きっと呼び寄せられたのだろう。そうとしか思えない。
高松の仕事が終わり、広島へ入ったのは夕方の5時半。ホテルへチェックインして、気がかりだった病状について電話を入れてみた。家へかけてもケータイにかけても誰も電話に出ない。
病院に電話した。
入院しているとしたらもう2カ月以上になる。
最近は個人情報保護法の関係から、電話で入院しているかどうかの確認が取れない。病院へ来れば教えることができるが「電話では答えられない」の一点張り。
ここは入院しているか、退院しているかわからないが、とりあえず病院へ向かうしかない。
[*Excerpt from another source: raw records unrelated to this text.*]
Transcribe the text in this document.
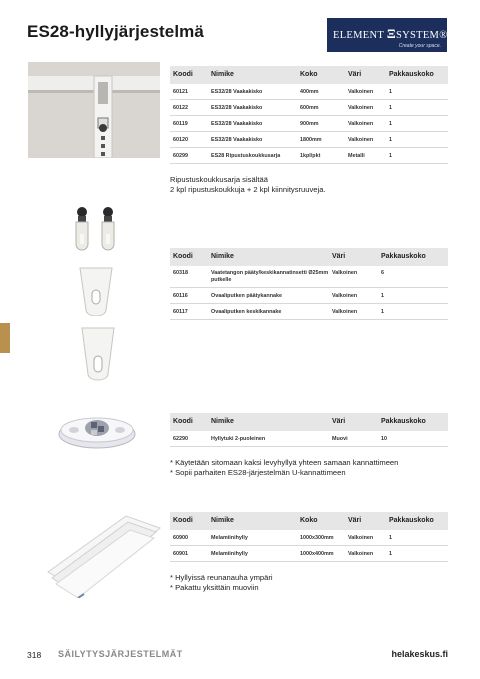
ES28-hyllyjärjestelmä	ELEMENT ΞSYSTEM®
Create your space.
Koodi	Nimike	Koko	Väri	Pakkauskoko
60121	ES32/28 Vaakakisko	400mm	Valkoinen	1
60122	ES32/28 Vaakakisko	600mm	Valkoinen	1
60119	ES32/28 Vaakakisko	900mm	Valkoinen	1
60120	ES32/28 Vaakakisko	1800mm	Valkoinen	1
60299	ES28 Ripustuskoukkusarja	1kpl/pkt	Metalli	1
Ripustuskoukkusarja sisältää
2 kpl ripustuskoukkuja + 2 kpl kiinnitysruuveja.
Koodi	Nimike	Väri	Pakkauskoko
60318	Vaatetangon pääty/keskikannatinsetti Ø25mm putkelle
Valkoinen	6
60116	Ovaaliputken päätykannake	Valkoinen	1
60117	Ovaaliputken keskikannake	Valkoinen	1
Koodi	Nimike	Väri	Pakkauskoko
62290	Hyllytuki 2-puoleinen	Muovi	10
* Käytetään sitomaan kaksi levyhyllyä yhteen samaan kannattimeen
* Sopii parhaiten ES28-järjestelmän U-kannattimeen
Koodi	Nimike	Koko	Väri	Pakkauskoko
60900	Melamiinihylly	1000x300mm	Valkoinen	1
60901	Melamiinihylly	1000x400mm	Valkoinen	1
* Hyllyissä reunanauha ympäri
* Pakattu yksittäin muoviin
318 SÄILYTYSJÄRJESTELMÄT	helakeskus.fi
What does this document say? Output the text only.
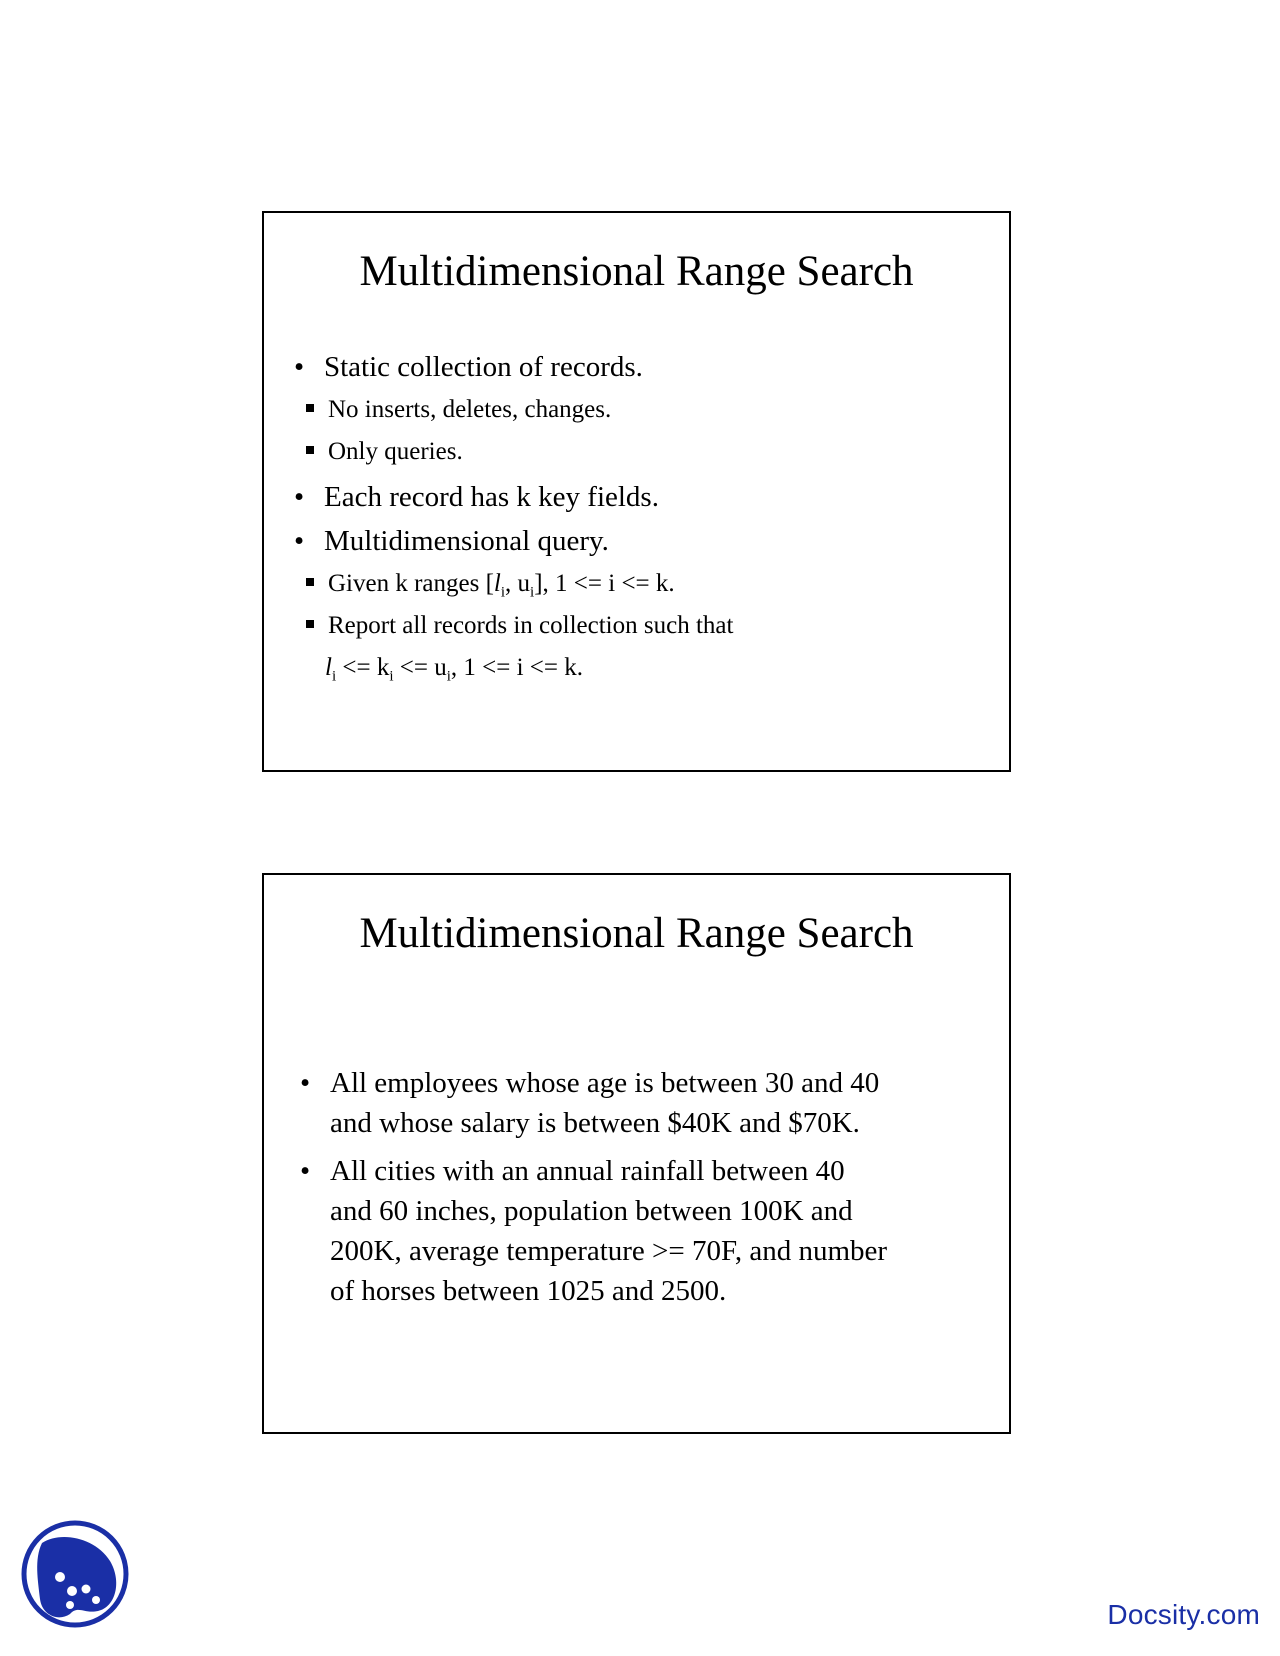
Multidimensional Range Search
• Static collection of records.
No inserts, deletes, changes.
Only queries.
• Each record has k key fields.
• Multidimensional query.
Given k ranges [$l_i$, $u_i$], 1 <= i <= k.
Report all records in collection such that
$l_i <= k_i <= u_i$, 1 <= i <= k.
Multidimensional Range Search
• All employees whose age is between 30 and 40
and whose salary is between $40K and $70K.
• All cities with an annual rainfall between 40
and 60 inches, population between 100K and
200K, average temperature >= 70F, and number
of horses between 1025 and 2500.
Docsity.com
電車で病院に向かっている時に義兄からケータイに電話が入る。
「今病院に向かっているところなんですが、具合はどうですか?」
「よくないじゃ…」と声に力がない。
最寄の駅で待ち合わせ、一緒に病院へ行く。
「今晩でも電話しようと思うちょったんじゃ。きょうも朝、病院から電話があって仕事場から引き返したところじゃ」
病室は今朝、畳の間が付いた個室に移ったばかりだった。いよいよ覚悟しなければならない時期だったようだ。
ベッドでは酸素マスクをして息も絶え絶えの姿があった。
乳がん発病から16年。この病院では一番がんばっている患者だった。
主治医から「今晩が山場です。親しい人には連絡してあげてください。娘さんも早く来てもらったほうがいいです」と覚悟を促された。
そんなタイミングでの見舞いだった。
義兄が娘を迎えに家に帰った。
病室に2人っきりとなった。
自分が来るのを待っていたかのようだった。それまでがんばっていた。
病室に入って1時間あまり。呼吸する間隔が少しずつ長くなり、静かに息を引きとった。最初で最後の見舞いが臨終に立ち会うことになるとは思ってもいなかった。
最後はB型肝炎による肝硬変だった。